Un professeur de latin-grec dans un collège anglais quitte son établissement. Cet homme sévère n'est pas apprécié par ses élèves. Le film évoque les deux derniers jours qu'il passe dans son école. Le cadeau d'un élève de la version Browing d'une traduction grecque lui fait ouvrir les yeux.
Chef d'oeuvre, que dire de plus. Si j'ouvre un topic sur ce film, c'est qu'il mérite bien plus que n'être qu'un film peu connu voire inconnu.
Nous sommes dans le domaine très prisé des réalisateurs, les relations professeurs-élèves dans leurs écoles. Anthony Asquith adapte la pièce de Terence Rattigan à l'écran. Bien que nous soyons dans l'adaptation d'une pièce, cela ne se sent pas plus que cela. Les changements de lieux sont astucieusement évoqués, et le film évoque surtout la psychologie humaine. Michael Redgrave porte le film sur ses épaules, de quasiment tous les plans, il campe un professeur Crcocker Harris magnifique, émouvant, absolument bouleversant lorsqu'il fait preuve de faiblesse face au jeune Taplow, seul élève à lui témoigner de la sympathie.
Sur le blog de Francesco, j'ai lu que le personnage était l'anti Chips, c'est vrai, là où Chips est adoré de ses élèves, Crocker Harris ne suscite que mépris même s'il est respecté, et les deux films sont assez complémentaires. On s'aperçoit à quel point Sam Wood a respecté l'esthétique anglaise de ces collèges, de ces professeurs. Dans Goodbye Mr Chips, on a un professeur qui pourrait devenir un Crocker Harris s'il ne rencontrait sa femme. Ici on se demande, si au contraire ce n'est pas la rencontre avec sa femme qui a transformé Crocker Harris en professeur malade, qui aime sa matière, mais ne sait faire partager sa passion, sauf pour un jeune élève ce qui finit par lui paraître suspect.
Le film montre bien les sentiments d'un professeur qui se rend compte de l'échec de sa carrière, de sa vie familiale, avec une femme détestable, là encore admirablement interprétée par Jean Kent. Le film dure 1h26, et pourrait encore durer, tant ce personnage malgré ses défauts est terriblement attachant. Nigel Patrick complète le casting en ami du professeur et amant de sa femme qui permet aussi au professeur de se révéler.

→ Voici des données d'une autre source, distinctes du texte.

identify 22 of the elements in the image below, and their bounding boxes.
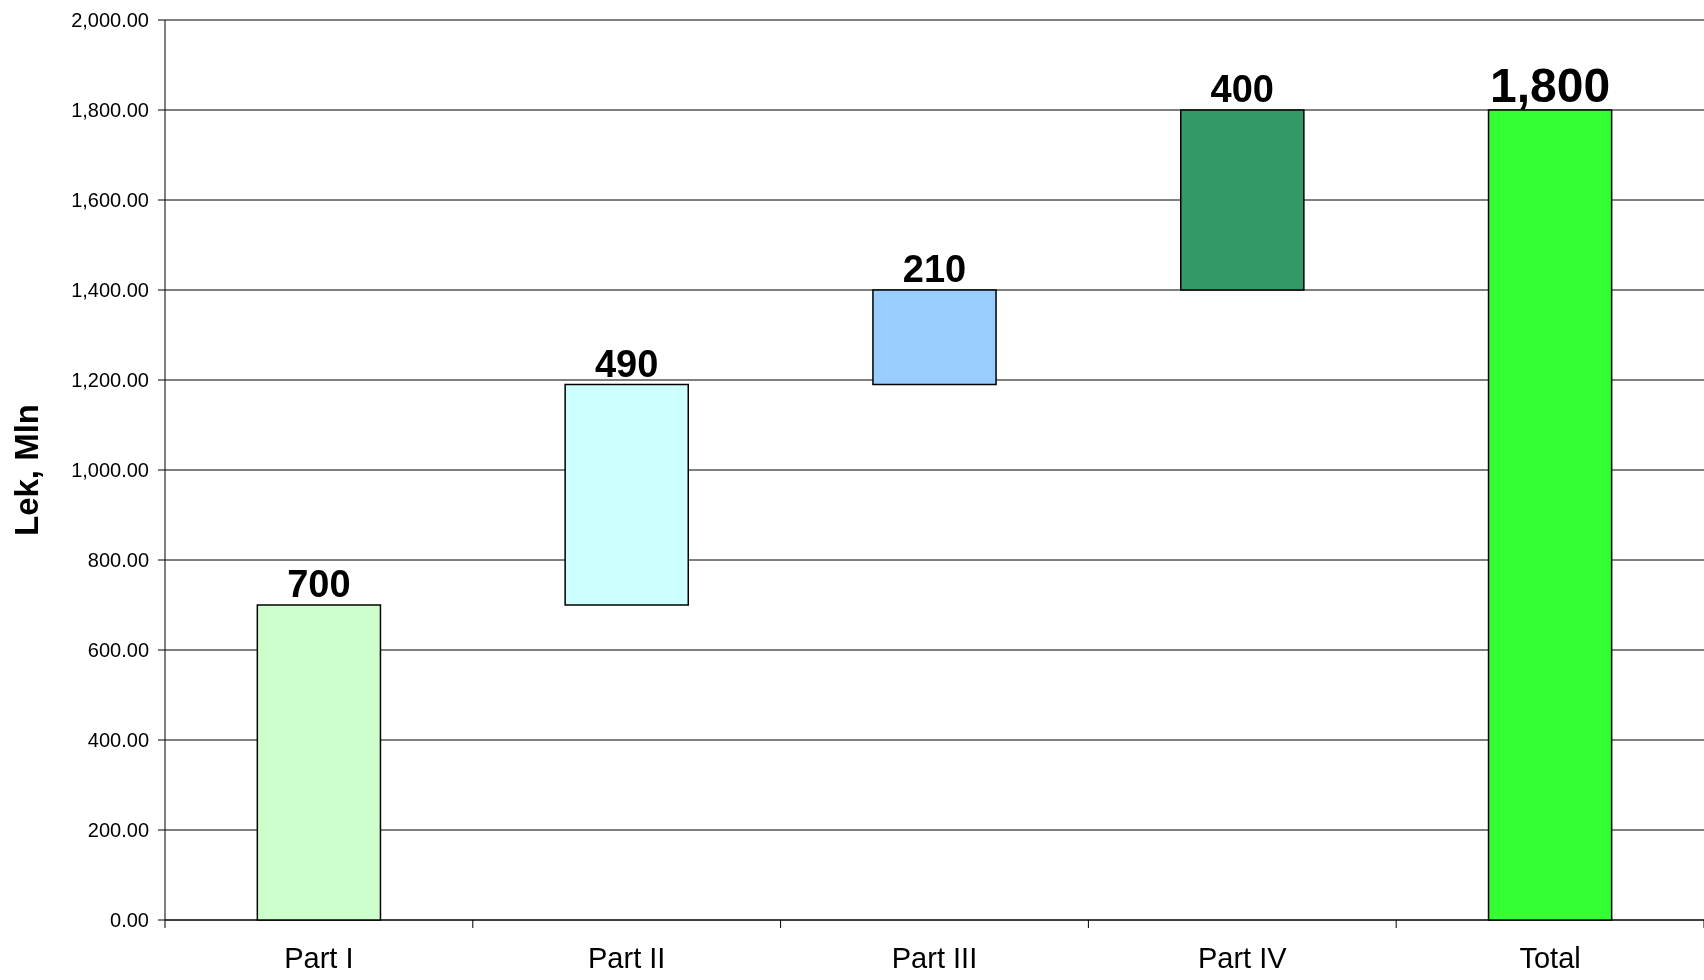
data-label: 1,800 xyxy=(1490,59,1611,112)
y-tick-label: 0.00 xyxy=(110,909,149,931)
y-tick-label: 400.00 xyxy=(87,729,149,751)
x-tick-label: Part II xyxy=(588,942,666,974)
y-tick-label: 1,000.00 xyxy=(71,459,149,481)
y-tick-label: 200.00 xyxy=(87,819,149,841)
y-axis-title: Lek, Mln xyxy=(8,403,45,537)
y-tick-label: 1,400.00 xyxy=(71,279,149,301)
y-tick-label: 1,600.00 xyxy=(71,189,149,211)
y-tick-label: 2,000.00 xyxy=(71,9,149,31)
x-tick-label: Part III xyxy=(891,942,978,974)
data-label: 400 xyxy=(1210,68,1274,110)
x-tick-label: Total xyxy=(1519,942,1581,974)
y-tick-label: 800.00 xyxy=(87,549,149,571)
y-tick-label: 1,800.00 xyxy=(71,99,149,121)
data-label: 210 xyxy=(902,248,967,290)
x-tick-label: Part IV xyxy=(1197,942,1288,974)
y-tick-label: 1,200.00 xyxy=(71,369,149,391)
data-label: 700 xyxy=(287,563,351,605)
x-tick-label: Part I xyxy=(284,942,354,974)
data-label: 490 xyxy=(595,342,659,385)
y-tick-label: 600.00 xyxy=(87,639,149,661)
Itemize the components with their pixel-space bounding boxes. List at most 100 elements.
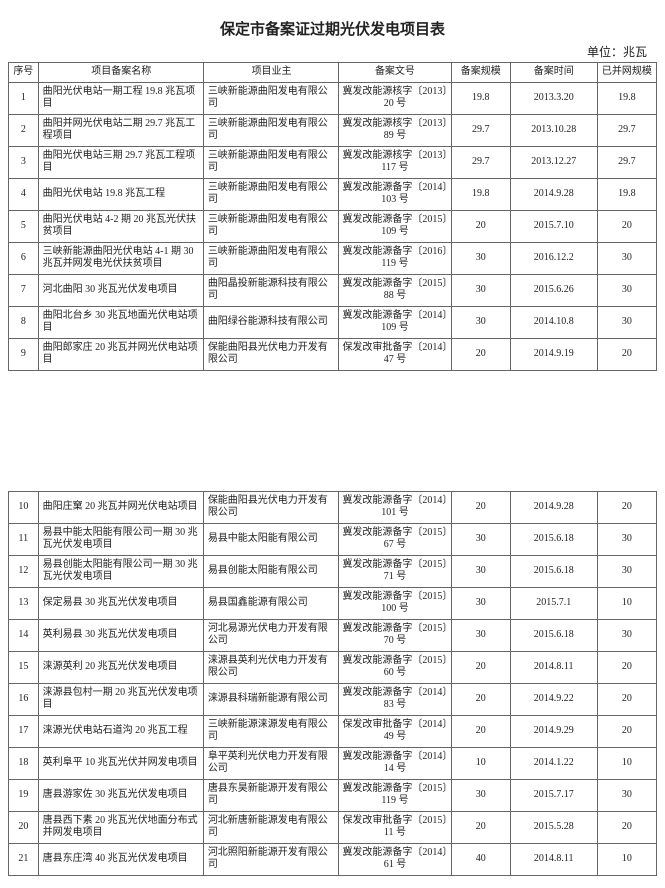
table-cell: 30 [451, 523, 510, 555]
table-cell: 10 [597, 843, 656, 875]
table-row: 20 唐县西下素 20 兆瓦光伏地面分布式并网发电项目河北新唐新能源发电有限公司保… [9, 811, 657, 843]
table-cell: 英利阜平 10 兆瓦光伏并网发电项目 [38, 747, 203, 779]
table-cell: 冀发改能源备字〔2016〕119 号 [339, 242, 451, 274]
table-cell: 三峡新能源曲阳发电有限公司 [203, 242, 339, 274]
table-cell: 易县创能太阳能有限公司 [203, 555, 339, 587]
table-cell: 保发改审批备字〔2015〕11 号 [339, 811, 451, 843]
table-cell: 保定易县 30 兆瓦光伏发电项目 [38, 587, 203, 619]
table-cell: 曲阳绿谷能源科技有限公司 [203, 306, 339, 338]
table-cell: 20 [451, 651, 510, 683]
table-cell: 21 [9, 843, 39, 875]
unit-label: 单位：兆瓦 [8, 43, 657, 60]
table-cell: 保能曲阳县光伏电力开发有限公司 [203, 491, 339, 523]
table-cell: 29.7 [451, 114, 510, 146]
table-cell: 20 [597, 338, 656, 370]
table-cell: 2014.9.19 [510, 338, 597, 370]
table-cell: 20 [597, 651, 656, 683]
table-cell: 14 [9, 619, 39, 651]
table-cell: 河北新唐新能源发电有限公司 [203, 811, 339, 843]
table-cell: 13 [9, 587, 39, 619]
table-row: 15涞源英利 20 兆瓦光伏发电项目涞源县英利光伏电力开发有限公司冀发改能源备字… [9, 651, 657, 683]
table-cell: 11 [9, 523, 39, 555]
table-row: 6三峡新能源曲阳光伏电站 4-1 期 30 兆瓦并网发电光伏扶贫项目三峡新能源曲… [9, 242, 657, 274]
table-cell: 涞源县包村一期 20 兆瓦光伏发电项目 [38, 683, 203, 715]
table-cell: 三峡新能源曲阳发电有限公司 [203, 178, 339, 210]
table-cell: 曲阳光伏电站 4-2 期 20 兆瓦光伏扶贫项目 [38, 210, 203, 242]
table-cell: 2013.10.28 [510, 114, 597, 146]
table-row: 13保定易县 30 兆瓦光伏发电项目易县国鑫能源有限公司冀发改能源备字〔2015… [9, 587, 657, 619]
table-cell: 冀发改能源备字〔2015〕88 号 [339, 274, 451, 306]
table-cell: 29.7 [597, 114, 656, 146]
table-cell: 10 [597, 587, 656, 619]
table-cell: 1 [9, 82, 39, 114]
table-cell: 涞源光伏电站石道沟 20 兆瓦工程 [38, 715, 203, 747]
table-cell: 20 [597, 811, 656, 843]
table-cell: 曲阳晶投新能源科技有限公司 [203, 274, 339, 306]
table-row: 2曲阳并网光伏电站二期 29.7 兆瓦工程项目三峡新能源曲阳发电有限公司冀发改能… [9, 114, 657, 146]
table-row: 9曲阳郎家庄 20 兆瓦并网光伏电站项目保能曲阳县光伏电力开发有限公司保发改审批… [9, 338, 657, 370]
table-cell: 冀发改能源备字〔2014〕83 号 [339, 683, 451, 715]
table-cell: 2015.6.18 [510, 523, 597, 555]
table-row: 7河北曲阳 30 兆瓦光伏发电项目曲阳晶投新能源科技有限公司冀发改能源备字〔20… [9, 274, 657, 306]
table-row: 21唐县东庄湾 40 兆瓦光伏发电项目河北照阳新能源开发有限公司冀发改能源备字〔… [9, 843, 657, 875]
table-cell: 2016.12.2 [510, 242, 597, 274]
table-cell: 易县中能太阳能有限公司一期 30 兆瓦光伏发电项目 [38, 523, 203, 555]
table-row: 8曲阳北台乡 30 兆瓦地面光伏电站项目曲阳绿谷能源科技有限公司冀发改能源备字〔… [9, 306, 657, 338]
table-cell: 30 [451, 555, 510, 587]
table-cell: 阜平英利光伏电力开发有限公司 [203, 747, 339, 779]
table-cell: 三峡新能源曲阳发电有限公司 [203, 82, 339, 114]
table-row: 16涞源县包村一期 20 兆瓦光伏发电项目涞源县科瑞新能源有限公司冀发改能源备字… [9, 683, 657, 715]
table-cell: 20 [451, 338, 510, 370]
table-cell: 19.8 [451, 82, 510, 114]
table-cell: 英利易县 30 兆瓦光伏发电项目 [38, 619, 203, 651]
table-cell: 冀发改能源备字〔2015〕109 号 [339, 210, 451, 242]
col-header: 序号 [9, 63, 39, 83]
table-cell: 20 [597, 683, 656, 715]
col-header: 备案规模 [451, 63, 510, 83]
table-cell: 三峡新能源曲阳发电有限公司 [203, 146, 339, 178]
table-cell: 15 [9, 651, 39, 683]
table-cell: 30 [597, 779, 656, 811]
table-cell: 冀发改能源核字〔2013〕117 号 [339, 146, 451, 178]
table-cell: 29.7 [597, 146, 656, 178]
table-cell: 2014.8.11 [510, 843, 597, 875]
table-cell: 2 [9, 114, 39, 146]
page-gap [8, 371, 657, 491]
table-cell: 29.7 [451, 146, 510, 178]
table-cell: 20 [451, 715, 510, 747]
table-cell: 20 [451, 811, 510, 843]
table-cell: 曲阳北台乡 30 兆瓦地面光伏电站项目 [38, 306, 203, 338]
table-cell: 冀发改能源备字〔2015〕67 号 [339, 523, 451, 555]
table-cell: 19 [9, 779, 39, 811]
table-cell: 2013.3.20 [510, 82, 597, 114]
table-cell: 唐县东庄湾 40 兆瓦光伏发电项目 [38, 843, 203, 875]
table-cell: 5 [9, 210, 39, 242]
table-cell: 17 [9, 715, 39, 747]
table-cell: 2014.9.28 [510, 491, 597, 523]
col-header: 项目业主 [203, 63, 339, 83]
table-cell: 冀发改能源备字〔2014〕103 号 [339, 178, 451, 210]
page-title: 保定市备案证过期光伏发电项目表 [8, 18, 657, 39]
table-cell: 曲阳光伏电站三期 29.7 兆瓦工程项目 [38, 146, 203, 178]
table-cell: 2014.1.22 [510, 747, 597, 779]
table-cell: 20 [597, 715, 656, 747]
table-row: 5曲阳光伏电站 4-2 期 20 兆瓦光伏扶贫项目三峡新能源曲阳发电有限公司冀发… [9, 210, 657, 242]
table-cell: 唐县游家佐 30 兆瓦光伏发电项目 [38, 779, 203, 811]
table-cell: 30 [451, 779, 510, 811]
table-cell: 4 [9, 178, 39, 210]
table-cell: 曲阳光伏电站 19.8 兆瓦工程 [38, 178, 203, 210]
table-cell: 冀发改能源备字〔2014〕61 号 [339, 843, 451, 875]
table-cell: 30 [597, 306, 656, 338]
col-header: 项目备案名称 [38, 63, 203, 83]
table-row: 18英利阜平 10 兆瓦光伏并网发电项目阜平英利光伏电力开发有限公司冀发改能源备… [9, 747, 657, 779]
table-cell: 20 [597, 210, 656, 242]
table-cell: 3 [9, 146, 39, 178]
table-cell: 30 [597, 523, 656, 555]
table-cell: 40 [451, 843, 510, 875]
table-cell: 唐县西下素 20 兆瓦光伏地面分布式并网发电项目 [38, 811, 203, 843]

Anthony Asquith réalise une oeuvre magnifique de sobriété et Michael Redgrave est absolument époustouflant en homme blessé. Ce qui est admirable dans ce film, c'est qu'à tout moment, on se dit que l'on va partir dans un flash back qui va montrer comment ce professeur enseignait, comment il a rencontré sa femme qui est si différente de lui, pourquoi les élèves ne l'apprécient pas, etc. mais tout n'est évoqué que par les dialogues entre le seul élève qui l'apprécie, (Brian Smith est lumineux d'ailleurs dans ce rôle), sa confrontation avec son successeur qui montre le trac d'un jeune professeur et on imagine très bien ce qu'a été la vie de ce professeur sans doute odieux dans son éducation, mais diantrement attachant dans le portrait dressé ici. La scène où Crocker Harris reçoit la version Browning et où tout ce qu'il exprime n'est montré que dans un long plan filmé de dos est vraiment admirable.
Un grand, énorme coup de coeur pour ce film intelligent, sensible, à l'esthétique "so british" mais absolument incontournable.
A noter que la copie proposée par Carlotta est superbe, magnifique noir et blanc.